Mais en Chine, lors du manifeste de 1930 et dans la situation actuelle encore, il ne s’agit point d’établir un programme pour la conquête du pouvoir politique, mais bien d’établir une tactique communiste dans les circonstances qui suivent les grandes défaites prolétariennes, alors que le centrisme s’évertue dans les acrobaties politiques qui voudraient faire passer pour soviet leur caricature misérable, pour lutte pour les soviet, la falsification des buts et de la signification des mouvements des paysans.

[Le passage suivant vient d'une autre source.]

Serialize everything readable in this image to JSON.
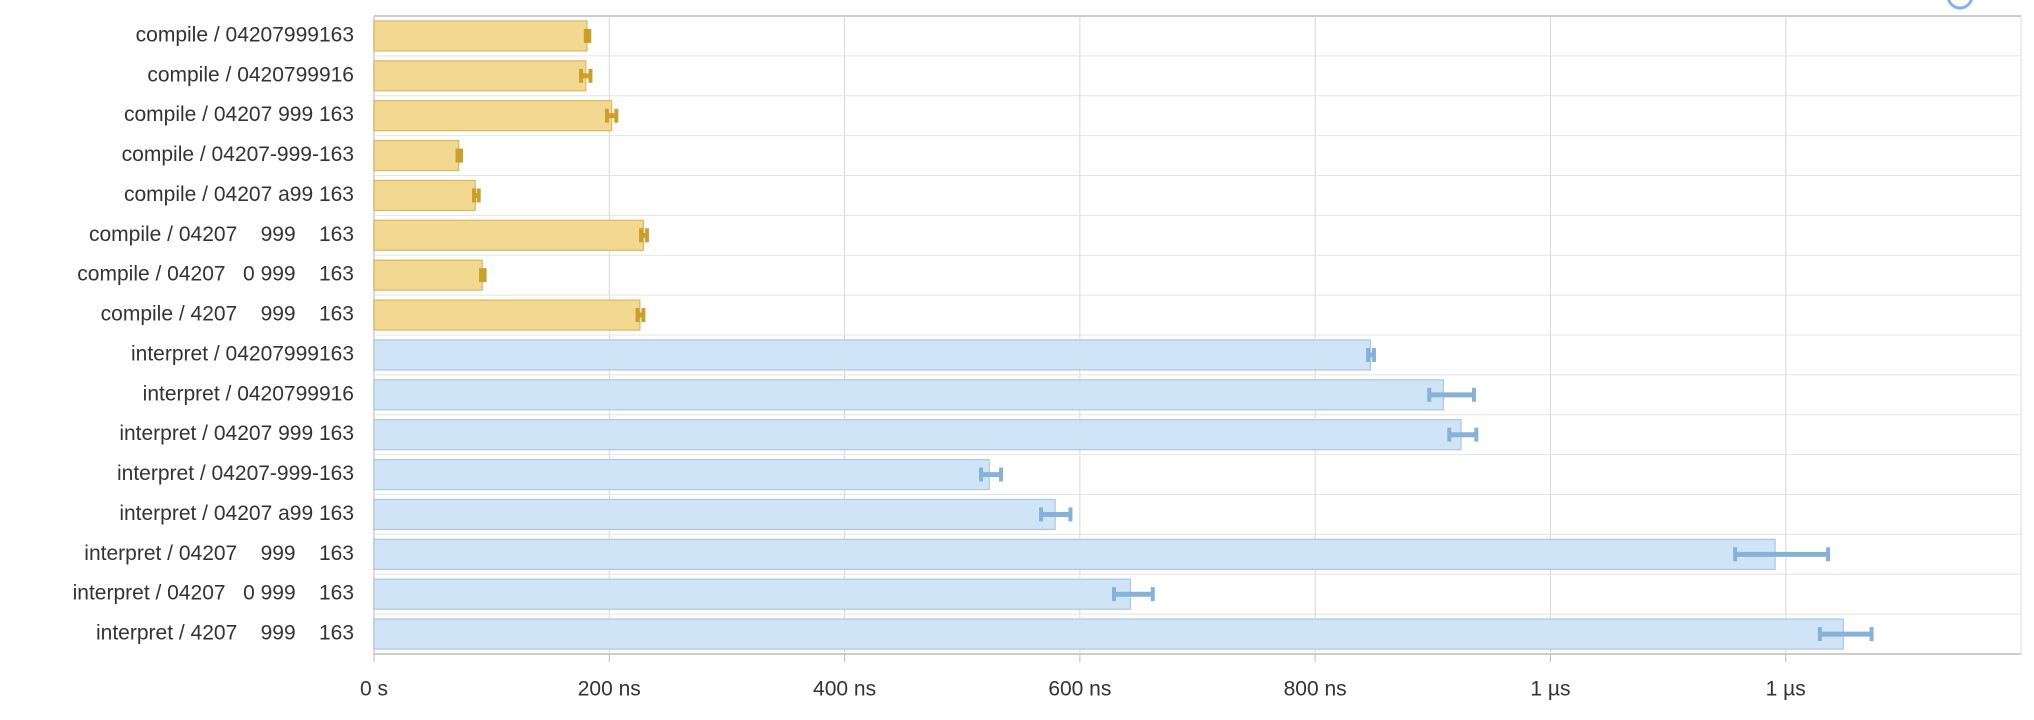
{
  "chart_data": {
    "type": "hbar",
    "categories": [
      "compile / 04207999163",
      "compile / 0420799916",
      "compile / 04207 999 163",
      "compile / 04207-999-163",
      "compile / 04207 a99 163",
      "compile / 04207    999    163",
      "compile / 04207   0 999    163",
      "compile / 4207    999    163",
      "interpret / 04207999163",
      "interpret / 0420799916",
      "interpret / 04207 999 163",
      "interpret / 04207-999-163",
      "interpret / 04207 a99 163",
      "interpret / 04207    999    163",
      "interpret / 04207   0 999    163",
      "interpret / 4207    999    163"
    ],
    "values": [
      181,
      180,
      202,
      72,
      86,
      229,
      92,
      226,
      847,
      909,
      924,
      523,
      579,
      1191,
      643,
      1249
    ],
    "ci_low": [
      180,
      176,
      198,
      71,
      85,
      227,
      91,
      224,
      845,
      897,
      914,
      516,
      567,
      1157,
      629,
      1229
    ],
    "ci_high": [
      183,
      184,
      206,
      74,
      89,
      232,
      94,
      229,
      850,
      935,
      937,
      533,
      592,
      1236,
      662,
      1273
    ],
    "colors": [
      "#f2d891",
      "#f2d891",
      "#f2d891",
      "#f2d891",
      "#f2d891",
      "#f2d891",
      "#f2d891",
      "#f2d891",
      "#cfe5f7",
      "#cfe5f7",
      "#cfe5f7",
      "#cfe5f7",
      "#cfe5f7",
      "#cfe5f7",
      "#cfe5f7",
      "#cfe5f7"
    ],
    "xlim": [
      0,
      1400
    ],
    "xticks": [
      {
        "value": 0,
        "label": "0 s"
      },
      {
        "value": 200,
        "label": "200 ns"
      },
      {
        "value": 400,
        "label": "400 ns"
      },
      {
        "value": 600,
        "label": "600 ns"
      },
      {
        "value": 800,
        "label": "800 ns"
      },
      {
        "value": 1000,
        "label": "1 µs"
      },
      {
        "value": 1200,
        "label": "1 µs"
      }
    ],
    "grid": true
  }
}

Nous avons entrevu le danger - même dans ce manifeste - que le fait de ne pas pouvoir poser le problème de la conquête du pouvoir, ne nous amène en définitive à la modification du programme qui s’exprime dans cette conquête du pouvoir, et à le substituer avec le programme minima de la lutte pour les mots d’ordre démocratiques.

Pour ces pays coloniaux aussi, nous affirmons qu’il n’existe pas une position conjointe du prolétariat et d’autres classes, pour faire bloc dans une lutte commune, même contre l’impérialisme.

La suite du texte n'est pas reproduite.